孤高なパイロットはウブな偽り妻を溺愛攻略中~ニセ婚夫婦!?~


 良かった、一階のお店みたい……。


 高坂機長に続いて入っていったレストラン内は、天井が高くフロア中央部分が吹き抜けになっている。

 建物の一階だけれど、このレストラン部分だけが中庭に突き出しているような構造になっているのだ。

 案内されたのは最奥の中庭を間近にした席だった。

 ガラス張りに向かって横に並んだような形で席が用意されている。

 黒服に椅子を引かれ、恐縮しながら腰を下ろした。


「アフタヌーンティーのドリンクメニューになります」


 席についたところで、すぐに黒服からドリンクのメニューが出される。

 高坂機長に倣ってメニューを見、高坂機長はアールグレイティー、私はアイスのオペラミルクティーをオーダーした。
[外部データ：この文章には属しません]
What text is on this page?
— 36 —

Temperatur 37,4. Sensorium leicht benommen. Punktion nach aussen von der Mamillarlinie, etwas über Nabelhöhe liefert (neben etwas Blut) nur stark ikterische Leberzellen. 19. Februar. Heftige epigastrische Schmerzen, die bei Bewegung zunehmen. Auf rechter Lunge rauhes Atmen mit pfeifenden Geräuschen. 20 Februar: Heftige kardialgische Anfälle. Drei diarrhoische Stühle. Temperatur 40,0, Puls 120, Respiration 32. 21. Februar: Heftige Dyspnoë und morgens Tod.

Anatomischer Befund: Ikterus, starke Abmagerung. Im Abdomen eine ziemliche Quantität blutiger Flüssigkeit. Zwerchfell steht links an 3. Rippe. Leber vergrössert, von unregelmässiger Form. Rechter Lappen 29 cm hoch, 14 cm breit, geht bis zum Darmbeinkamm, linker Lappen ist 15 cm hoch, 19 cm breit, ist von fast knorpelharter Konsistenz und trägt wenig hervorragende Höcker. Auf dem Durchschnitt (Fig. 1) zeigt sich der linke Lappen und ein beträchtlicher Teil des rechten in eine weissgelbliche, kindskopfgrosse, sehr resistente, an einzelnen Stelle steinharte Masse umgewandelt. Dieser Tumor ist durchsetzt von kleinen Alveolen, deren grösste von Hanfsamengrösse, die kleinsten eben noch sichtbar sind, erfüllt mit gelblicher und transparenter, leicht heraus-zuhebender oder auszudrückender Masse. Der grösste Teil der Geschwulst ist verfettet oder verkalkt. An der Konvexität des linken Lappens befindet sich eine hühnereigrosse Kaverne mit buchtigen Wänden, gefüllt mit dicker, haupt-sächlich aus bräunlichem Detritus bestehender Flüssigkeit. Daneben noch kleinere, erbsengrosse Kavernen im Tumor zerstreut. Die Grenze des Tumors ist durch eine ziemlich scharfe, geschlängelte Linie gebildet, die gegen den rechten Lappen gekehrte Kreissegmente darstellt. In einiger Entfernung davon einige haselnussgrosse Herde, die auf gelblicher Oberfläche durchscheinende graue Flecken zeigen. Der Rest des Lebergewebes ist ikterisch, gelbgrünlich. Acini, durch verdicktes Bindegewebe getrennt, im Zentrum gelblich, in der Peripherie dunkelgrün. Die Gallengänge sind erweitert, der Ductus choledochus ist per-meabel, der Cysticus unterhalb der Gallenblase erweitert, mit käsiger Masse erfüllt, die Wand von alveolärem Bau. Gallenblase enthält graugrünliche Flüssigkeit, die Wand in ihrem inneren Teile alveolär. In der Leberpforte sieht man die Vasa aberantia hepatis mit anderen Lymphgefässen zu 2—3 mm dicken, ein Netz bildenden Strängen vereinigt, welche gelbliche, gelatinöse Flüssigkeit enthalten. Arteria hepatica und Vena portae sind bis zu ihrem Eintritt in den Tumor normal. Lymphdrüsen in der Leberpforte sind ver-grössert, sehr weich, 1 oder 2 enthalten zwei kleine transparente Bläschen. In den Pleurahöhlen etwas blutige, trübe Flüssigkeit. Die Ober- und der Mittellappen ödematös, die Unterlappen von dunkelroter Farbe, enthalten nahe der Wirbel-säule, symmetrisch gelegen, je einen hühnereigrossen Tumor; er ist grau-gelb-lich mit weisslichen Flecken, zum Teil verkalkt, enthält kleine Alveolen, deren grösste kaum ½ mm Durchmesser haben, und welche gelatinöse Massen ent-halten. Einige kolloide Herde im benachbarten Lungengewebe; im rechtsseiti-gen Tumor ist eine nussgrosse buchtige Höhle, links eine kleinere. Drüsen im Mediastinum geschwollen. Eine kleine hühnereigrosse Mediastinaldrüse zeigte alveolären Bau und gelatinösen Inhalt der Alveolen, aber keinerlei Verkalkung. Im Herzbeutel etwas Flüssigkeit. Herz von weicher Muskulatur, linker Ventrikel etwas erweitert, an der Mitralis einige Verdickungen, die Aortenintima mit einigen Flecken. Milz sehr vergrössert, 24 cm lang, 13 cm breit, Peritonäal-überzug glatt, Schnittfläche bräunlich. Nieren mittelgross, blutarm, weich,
「女子はアフタヌーンティーが好きだと聞いたが、そういうものなのか」


 ふたりきりになると、高坂機長が訊く。

 周囲ではデートや女子会で行ったなんて話を耳にしたことはあるけれど、アフタヌーンティーなんて私は初めて。これまで行く機会が無かった。


「私は初めてなんですが、みんな好きみたいですね」

「初めてなのか」

「あ、はい……」


 高坂機長は「そうか」と言い、急に黙り込む。どうしたのだろうと様子をうかがっていると、すぐに口を開いた。